Roxborough High School will receive $1.1 million to continue its transformation, a city nonprofit is to announce Monday.

The money is coming from the Philadelphia School Partnership, which has amassed $75 million to give away to charter, private, and traditional public schools and aims to raise more.

The grant - which will allow Roxborough to continue its shift to a career and technical education model - represents PSP's first grant to a Philadelphia School District comprehensive high school, widely viewed as the toughest type of school to reform, given its mandate to take all students, regardless of needs.

Roxborough, which educates more than 600 students, has a "career academies" model, which means it is divided into small learning communities with a dedicated faculty and theme.

After a year in the school's freshman academy, teens choose from among visual arts production; business, technology and entrepreneurship; or health sciences and research. Each has its own faculty and focus.

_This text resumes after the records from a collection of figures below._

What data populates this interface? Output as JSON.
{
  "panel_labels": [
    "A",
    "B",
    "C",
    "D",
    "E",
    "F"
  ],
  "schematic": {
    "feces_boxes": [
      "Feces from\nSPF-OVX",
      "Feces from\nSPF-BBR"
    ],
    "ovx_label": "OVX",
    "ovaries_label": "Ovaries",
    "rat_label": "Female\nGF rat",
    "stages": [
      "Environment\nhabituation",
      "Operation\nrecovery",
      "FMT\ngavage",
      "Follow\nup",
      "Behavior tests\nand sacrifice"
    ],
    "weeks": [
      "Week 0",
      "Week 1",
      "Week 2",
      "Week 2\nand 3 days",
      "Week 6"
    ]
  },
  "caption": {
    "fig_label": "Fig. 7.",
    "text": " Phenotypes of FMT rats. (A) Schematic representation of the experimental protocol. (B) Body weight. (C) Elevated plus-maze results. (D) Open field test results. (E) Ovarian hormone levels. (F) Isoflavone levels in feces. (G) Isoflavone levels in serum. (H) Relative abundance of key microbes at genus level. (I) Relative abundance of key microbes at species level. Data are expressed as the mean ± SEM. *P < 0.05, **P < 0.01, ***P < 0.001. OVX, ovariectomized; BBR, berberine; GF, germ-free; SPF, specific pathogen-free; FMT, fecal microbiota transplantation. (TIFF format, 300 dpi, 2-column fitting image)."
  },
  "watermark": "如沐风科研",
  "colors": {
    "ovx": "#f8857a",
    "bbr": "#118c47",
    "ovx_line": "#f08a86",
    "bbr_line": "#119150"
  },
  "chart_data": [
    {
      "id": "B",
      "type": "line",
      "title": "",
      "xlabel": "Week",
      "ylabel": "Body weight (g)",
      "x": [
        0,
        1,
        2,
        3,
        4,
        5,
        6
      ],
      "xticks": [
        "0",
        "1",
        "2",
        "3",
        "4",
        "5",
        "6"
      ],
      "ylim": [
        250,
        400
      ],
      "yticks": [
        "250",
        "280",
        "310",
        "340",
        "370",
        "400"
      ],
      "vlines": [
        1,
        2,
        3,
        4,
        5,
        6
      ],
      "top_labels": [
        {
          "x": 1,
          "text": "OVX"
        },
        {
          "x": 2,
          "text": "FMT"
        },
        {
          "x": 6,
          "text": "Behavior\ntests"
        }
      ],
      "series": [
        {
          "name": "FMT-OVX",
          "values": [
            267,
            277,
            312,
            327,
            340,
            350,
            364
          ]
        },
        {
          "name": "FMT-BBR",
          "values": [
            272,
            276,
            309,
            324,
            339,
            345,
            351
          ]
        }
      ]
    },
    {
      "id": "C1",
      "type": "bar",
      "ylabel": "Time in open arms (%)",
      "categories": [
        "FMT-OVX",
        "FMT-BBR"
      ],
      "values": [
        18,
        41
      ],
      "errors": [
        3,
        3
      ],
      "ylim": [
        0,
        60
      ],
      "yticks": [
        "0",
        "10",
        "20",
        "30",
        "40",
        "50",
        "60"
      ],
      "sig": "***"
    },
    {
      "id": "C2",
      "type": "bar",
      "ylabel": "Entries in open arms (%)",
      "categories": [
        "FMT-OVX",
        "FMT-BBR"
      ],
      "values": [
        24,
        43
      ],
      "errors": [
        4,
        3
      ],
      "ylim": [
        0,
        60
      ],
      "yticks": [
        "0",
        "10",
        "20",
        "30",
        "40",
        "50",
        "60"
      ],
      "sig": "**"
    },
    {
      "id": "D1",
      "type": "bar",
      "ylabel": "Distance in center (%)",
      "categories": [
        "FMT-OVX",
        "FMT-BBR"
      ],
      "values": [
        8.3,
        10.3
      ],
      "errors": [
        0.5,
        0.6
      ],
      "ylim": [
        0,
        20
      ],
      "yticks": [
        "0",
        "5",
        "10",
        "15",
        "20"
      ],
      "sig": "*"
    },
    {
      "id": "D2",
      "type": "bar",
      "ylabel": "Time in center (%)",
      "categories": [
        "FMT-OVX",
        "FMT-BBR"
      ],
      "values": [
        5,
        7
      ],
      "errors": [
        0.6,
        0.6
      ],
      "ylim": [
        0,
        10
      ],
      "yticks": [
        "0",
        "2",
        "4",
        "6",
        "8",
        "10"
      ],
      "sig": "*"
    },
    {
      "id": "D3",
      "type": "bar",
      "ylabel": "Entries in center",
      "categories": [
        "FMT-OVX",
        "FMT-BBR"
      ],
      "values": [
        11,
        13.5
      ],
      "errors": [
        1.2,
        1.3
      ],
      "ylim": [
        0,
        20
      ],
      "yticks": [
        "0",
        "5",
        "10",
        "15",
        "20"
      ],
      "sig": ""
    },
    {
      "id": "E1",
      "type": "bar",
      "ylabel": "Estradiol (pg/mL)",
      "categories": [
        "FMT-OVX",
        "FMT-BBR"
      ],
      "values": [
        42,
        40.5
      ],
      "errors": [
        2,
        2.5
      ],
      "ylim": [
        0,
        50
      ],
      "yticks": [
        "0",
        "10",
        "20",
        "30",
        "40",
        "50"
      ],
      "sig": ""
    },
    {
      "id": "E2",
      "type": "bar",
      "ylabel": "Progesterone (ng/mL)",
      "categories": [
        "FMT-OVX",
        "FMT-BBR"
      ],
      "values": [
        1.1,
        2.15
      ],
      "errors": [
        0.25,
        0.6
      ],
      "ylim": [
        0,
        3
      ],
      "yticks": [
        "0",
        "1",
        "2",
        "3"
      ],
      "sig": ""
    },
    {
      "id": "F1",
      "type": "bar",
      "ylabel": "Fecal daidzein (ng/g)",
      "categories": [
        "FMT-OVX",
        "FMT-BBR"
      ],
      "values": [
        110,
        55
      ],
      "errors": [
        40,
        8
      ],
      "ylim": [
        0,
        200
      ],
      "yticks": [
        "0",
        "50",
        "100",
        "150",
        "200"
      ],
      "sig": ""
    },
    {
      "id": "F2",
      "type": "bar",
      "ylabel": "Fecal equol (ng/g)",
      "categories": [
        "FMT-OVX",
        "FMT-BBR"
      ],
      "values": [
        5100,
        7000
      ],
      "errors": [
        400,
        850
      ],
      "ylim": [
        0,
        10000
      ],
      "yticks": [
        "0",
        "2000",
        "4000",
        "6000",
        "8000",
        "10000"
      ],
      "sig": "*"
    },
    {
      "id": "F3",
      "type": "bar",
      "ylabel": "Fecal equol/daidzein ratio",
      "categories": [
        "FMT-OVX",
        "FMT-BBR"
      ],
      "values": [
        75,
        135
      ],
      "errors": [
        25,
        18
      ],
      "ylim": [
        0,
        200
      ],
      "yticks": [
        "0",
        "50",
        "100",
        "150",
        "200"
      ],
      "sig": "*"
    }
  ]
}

PSP has been interested in Roxborough for several years, said Mark Gleason, the group's executive director, and is impressed by the career academies' work, which has yielded higher graduation rates than those of comprehensive high schools.

Dana Jenkins, the Roxborough principal, is a strong leader, Gleason said, and the school's faculty has bought in to a new vision for Roxborough, which also has upward of 50 community partners working to move it along.

The influential nonprofit gave Roxborough an initial planning grant of $150,000 in 2013.

Funding new schools has been important for PSP, Gleason said, but he is also conscious that most district students attend comprehensive high schools.

"The city needs good neighborhood options, and a strategy for improving options in neighborhood schools," Gleason said.

Even as the district was battered by budget cuts, Jenkins and her team were moving toward the academy model. But now that PSP is opening its checkbook, that work becomes much easier, she said.

"We want to get our students prepared for careers of the future," Jenkins said. "This helps us get there."

The grant money will pay for new curriculum and professional development to help align academics and technical courses. It will also pay for technology, building improvements and even a permanent substitute teacher - the school, like many in the district, suffered last year during a substitute-teaching crisis.

Roxborough, on Ridge Avenue, sits in a neighborhood where many families choose Catholic school for their children. At the end of last year, its enrollment dipped below 500, Jenkins said, but its reputation is strengthening, and it now has close to 650 pupils.

"We're working really hard," she said. "It's more of an option for students in the neighborhood."

The school now has a three-year plan to be receive the National Career Academy Coalition's "model" status, said Jenkins. Students can already choose from courses of study in biotechnology, kinesiology, and web design, among others; some receive industry certifications.

The grant to Roxborough brings PSP's total contributions to district schools to almost $16 million. It is now the school system's largest private funder.

Citywide, it has given out more than $50 million to schools of all types.